What makes this development noteworthy isn’t innovation. It’s that Samsung finally seems to understand what users actually want from a voice assistant in 2025. They’re not trying to force a proprietary ecosystem down people’s throats. Instead, they’re building something that connects to services people already use and trust.

The document upload feature deserves mention because it suggests Bixby can finally handle more complex tasks. Being able to discuss PDFs or images opens up practical workflows that the old Bixby couldn’t touch. The podcast-style conversation feature for documents is lifted straight from Google’s playbook, but if it works well, most users won’t care about originality.
Will It Actually Launch?
The screenshots come from someone who rooted a device and dug through One UI 8.5 firmware files, which means these features exist in some form but might not be ready for public release. Samsung has a history of testing features internally that never see the light of day, so treating this as a confirmed feature set would be premature.

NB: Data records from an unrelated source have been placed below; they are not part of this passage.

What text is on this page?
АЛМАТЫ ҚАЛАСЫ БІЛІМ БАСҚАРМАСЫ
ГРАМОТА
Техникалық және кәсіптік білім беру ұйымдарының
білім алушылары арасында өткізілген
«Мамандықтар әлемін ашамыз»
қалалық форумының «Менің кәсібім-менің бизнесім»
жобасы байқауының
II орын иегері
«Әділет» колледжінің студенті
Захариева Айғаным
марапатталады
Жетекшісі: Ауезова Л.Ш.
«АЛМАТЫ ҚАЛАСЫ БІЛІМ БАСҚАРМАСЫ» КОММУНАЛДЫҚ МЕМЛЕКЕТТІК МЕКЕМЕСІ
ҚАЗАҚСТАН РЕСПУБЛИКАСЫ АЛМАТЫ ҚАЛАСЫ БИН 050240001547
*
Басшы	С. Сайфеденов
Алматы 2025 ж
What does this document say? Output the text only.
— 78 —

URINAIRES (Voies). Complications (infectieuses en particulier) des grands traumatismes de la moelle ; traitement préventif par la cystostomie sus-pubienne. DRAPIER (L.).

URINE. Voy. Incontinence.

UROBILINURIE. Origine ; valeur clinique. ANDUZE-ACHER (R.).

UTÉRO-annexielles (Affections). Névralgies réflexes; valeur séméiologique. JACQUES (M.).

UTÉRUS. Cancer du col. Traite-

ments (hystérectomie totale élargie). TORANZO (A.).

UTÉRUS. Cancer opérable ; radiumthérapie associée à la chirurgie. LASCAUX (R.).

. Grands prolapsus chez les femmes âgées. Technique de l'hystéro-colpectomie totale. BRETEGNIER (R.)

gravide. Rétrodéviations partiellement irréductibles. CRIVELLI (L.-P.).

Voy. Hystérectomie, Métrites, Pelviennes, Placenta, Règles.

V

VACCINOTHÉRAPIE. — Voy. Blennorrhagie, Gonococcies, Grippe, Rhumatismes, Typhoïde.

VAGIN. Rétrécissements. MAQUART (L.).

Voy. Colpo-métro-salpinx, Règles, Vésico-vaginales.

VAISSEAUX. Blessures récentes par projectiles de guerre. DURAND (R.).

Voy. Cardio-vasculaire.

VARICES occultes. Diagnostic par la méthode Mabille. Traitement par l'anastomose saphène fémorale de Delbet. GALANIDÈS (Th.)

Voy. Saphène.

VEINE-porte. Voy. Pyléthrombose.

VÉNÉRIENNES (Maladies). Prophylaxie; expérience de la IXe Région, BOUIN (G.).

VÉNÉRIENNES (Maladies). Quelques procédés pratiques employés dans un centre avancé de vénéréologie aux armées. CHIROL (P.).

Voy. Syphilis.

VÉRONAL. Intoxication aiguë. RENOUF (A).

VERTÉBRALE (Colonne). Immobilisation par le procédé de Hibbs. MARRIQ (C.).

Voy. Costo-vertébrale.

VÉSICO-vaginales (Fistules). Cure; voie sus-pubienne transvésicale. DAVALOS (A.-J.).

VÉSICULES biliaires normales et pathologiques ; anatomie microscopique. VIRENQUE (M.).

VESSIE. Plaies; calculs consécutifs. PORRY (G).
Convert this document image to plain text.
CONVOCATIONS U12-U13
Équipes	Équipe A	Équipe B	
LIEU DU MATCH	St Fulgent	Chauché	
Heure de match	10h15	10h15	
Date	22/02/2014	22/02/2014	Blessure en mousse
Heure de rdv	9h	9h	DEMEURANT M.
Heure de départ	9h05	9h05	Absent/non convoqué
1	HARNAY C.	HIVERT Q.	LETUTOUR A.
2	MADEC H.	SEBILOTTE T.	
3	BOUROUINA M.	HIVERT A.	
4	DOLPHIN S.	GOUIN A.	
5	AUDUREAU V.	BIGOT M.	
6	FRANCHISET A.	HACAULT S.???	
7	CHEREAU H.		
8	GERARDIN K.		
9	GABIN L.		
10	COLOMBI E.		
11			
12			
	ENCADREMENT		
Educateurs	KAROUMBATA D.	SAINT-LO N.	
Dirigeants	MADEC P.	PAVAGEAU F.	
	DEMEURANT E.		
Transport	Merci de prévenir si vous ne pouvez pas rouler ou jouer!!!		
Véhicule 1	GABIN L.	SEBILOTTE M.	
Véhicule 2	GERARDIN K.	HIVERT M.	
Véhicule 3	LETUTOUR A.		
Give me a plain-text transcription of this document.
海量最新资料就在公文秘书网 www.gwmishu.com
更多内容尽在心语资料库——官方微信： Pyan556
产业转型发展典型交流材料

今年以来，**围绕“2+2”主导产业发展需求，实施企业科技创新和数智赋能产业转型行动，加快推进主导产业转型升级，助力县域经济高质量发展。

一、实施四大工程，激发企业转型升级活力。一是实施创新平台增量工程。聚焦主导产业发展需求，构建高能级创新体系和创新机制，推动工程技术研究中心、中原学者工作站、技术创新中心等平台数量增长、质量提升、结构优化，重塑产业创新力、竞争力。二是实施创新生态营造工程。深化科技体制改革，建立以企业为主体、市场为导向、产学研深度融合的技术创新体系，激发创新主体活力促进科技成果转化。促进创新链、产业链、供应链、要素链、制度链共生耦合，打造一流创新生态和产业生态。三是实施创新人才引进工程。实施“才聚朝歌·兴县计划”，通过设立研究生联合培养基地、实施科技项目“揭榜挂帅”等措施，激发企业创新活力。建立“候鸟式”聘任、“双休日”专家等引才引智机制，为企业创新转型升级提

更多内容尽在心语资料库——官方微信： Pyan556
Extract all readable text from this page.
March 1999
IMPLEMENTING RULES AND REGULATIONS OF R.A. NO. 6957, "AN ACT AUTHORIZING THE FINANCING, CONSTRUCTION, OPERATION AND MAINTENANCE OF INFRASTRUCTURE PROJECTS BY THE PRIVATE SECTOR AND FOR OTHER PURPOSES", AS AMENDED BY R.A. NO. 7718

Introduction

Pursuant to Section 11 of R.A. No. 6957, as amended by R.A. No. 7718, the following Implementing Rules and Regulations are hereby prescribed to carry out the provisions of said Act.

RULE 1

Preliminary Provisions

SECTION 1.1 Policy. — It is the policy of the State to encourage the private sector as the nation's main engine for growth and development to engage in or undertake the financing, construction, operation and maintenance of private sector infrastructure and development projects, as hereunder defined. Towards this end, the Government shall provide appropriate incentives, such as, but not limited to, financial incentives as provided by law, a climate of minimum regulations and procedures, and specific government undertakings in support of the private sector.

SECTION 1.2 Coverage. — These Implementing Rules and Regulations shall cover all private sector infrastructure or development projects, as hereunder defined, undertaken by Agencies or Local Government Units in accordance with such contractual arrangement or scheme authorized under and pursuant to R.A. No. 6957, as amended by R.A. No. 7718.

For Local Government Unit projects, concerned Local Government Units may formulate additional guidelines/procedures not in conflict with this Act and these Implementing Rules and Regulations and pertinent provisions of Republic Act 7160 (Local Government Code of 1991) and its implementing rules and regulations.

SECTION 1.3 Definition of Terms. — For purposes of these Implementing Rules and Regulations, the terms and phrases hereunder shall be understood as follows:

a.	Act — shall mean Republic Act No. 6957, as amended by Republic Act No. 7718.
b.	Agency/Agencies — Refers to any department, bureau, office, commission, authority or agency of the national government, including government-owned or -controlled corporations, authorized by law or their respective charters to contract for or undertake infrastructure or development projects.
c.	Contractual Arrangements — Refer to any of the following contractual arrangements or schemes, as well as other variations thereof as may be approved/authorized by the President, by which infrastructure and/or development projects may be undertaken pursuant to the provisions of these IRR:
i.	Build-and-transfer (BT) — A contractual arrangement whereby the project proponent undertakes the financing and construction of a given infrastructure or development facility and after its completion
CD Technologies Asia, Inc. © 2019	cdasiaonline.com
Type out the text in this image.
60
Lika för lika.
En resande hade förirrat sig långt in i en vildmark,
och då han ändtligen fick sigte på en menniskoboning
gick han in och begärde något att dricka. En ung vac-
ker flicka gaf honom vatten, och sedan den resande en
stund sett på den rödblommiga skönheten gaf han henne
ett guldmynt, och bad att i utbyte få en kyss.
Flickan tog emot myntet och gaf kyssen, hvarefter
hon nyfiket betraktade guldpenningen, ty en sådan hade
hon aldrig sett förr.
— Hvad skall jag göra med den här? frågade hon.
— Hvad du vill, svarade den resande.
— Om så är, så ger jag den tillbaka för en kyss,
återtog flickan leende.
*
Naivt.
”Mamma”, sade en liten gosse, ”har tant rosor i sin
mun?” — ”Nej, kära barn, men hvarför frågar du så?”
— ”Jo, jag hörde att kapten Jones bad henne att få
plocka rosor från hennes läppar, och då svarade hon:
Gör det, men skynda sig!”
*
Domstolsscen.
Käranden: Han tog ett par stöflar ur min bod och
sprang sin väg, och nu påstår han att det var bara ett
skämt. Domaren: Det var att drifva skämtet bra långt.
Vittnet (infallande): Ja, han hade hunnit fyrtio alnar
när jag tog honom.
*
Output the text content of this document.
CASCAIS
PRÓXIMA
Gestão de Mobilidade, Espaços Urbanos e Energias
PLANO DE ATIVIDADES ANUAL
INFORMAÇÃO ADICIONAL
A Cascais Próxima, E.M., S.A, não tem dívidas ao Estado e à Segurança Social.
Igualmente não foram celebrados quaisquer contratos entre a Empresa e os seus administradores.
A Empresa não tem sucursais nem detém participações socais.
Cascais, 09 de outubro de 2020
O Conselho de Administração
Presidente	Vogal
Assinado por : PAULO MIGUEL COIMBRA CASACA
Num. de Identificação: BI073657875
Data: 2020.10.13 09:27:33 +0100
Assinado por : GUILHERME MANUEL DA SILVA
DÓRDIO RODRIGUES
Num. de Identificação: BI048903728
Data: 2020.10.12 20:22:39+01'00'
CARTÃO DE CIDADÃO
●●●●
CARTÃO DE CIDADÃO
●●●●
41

One UI 8.5 is expected to arrive with the Galaxy S26 series next month. Whether these Bixby upgrades launch with it or get pushed to a later update remains unclear. There’s also the question of device support—will older Samsung phones get access to the upgraded Bixby, or will it be locked to new hardware?
What This Means for Samsung Users
If these features ship as shown, Bixby might finally become something worth using. The combination of LLM-powered responses, Perplexity integration, and multimodal capabilities could transform it from a frustrating afterthought into a genuinely useful tool.
But Samsung needs to nail the execution. Google has spent years refining Gemini, and even with all its capabilities, it still stumbles regularly. Samsung is entering this space late, which means they can learn from competitors’ mistakes, but they also face higher expectations from users who’ve been burned before.
The real test won’t be whether Bixby can match Gemini’s feature list. It’ll be whether Samsung can make it reliable enough that users actually want to use it instead of just tolerating its existence on their devices. For a company that’s struggled with software consistency, that’s a much bigger challenge than adding new features to a leaked firmware build.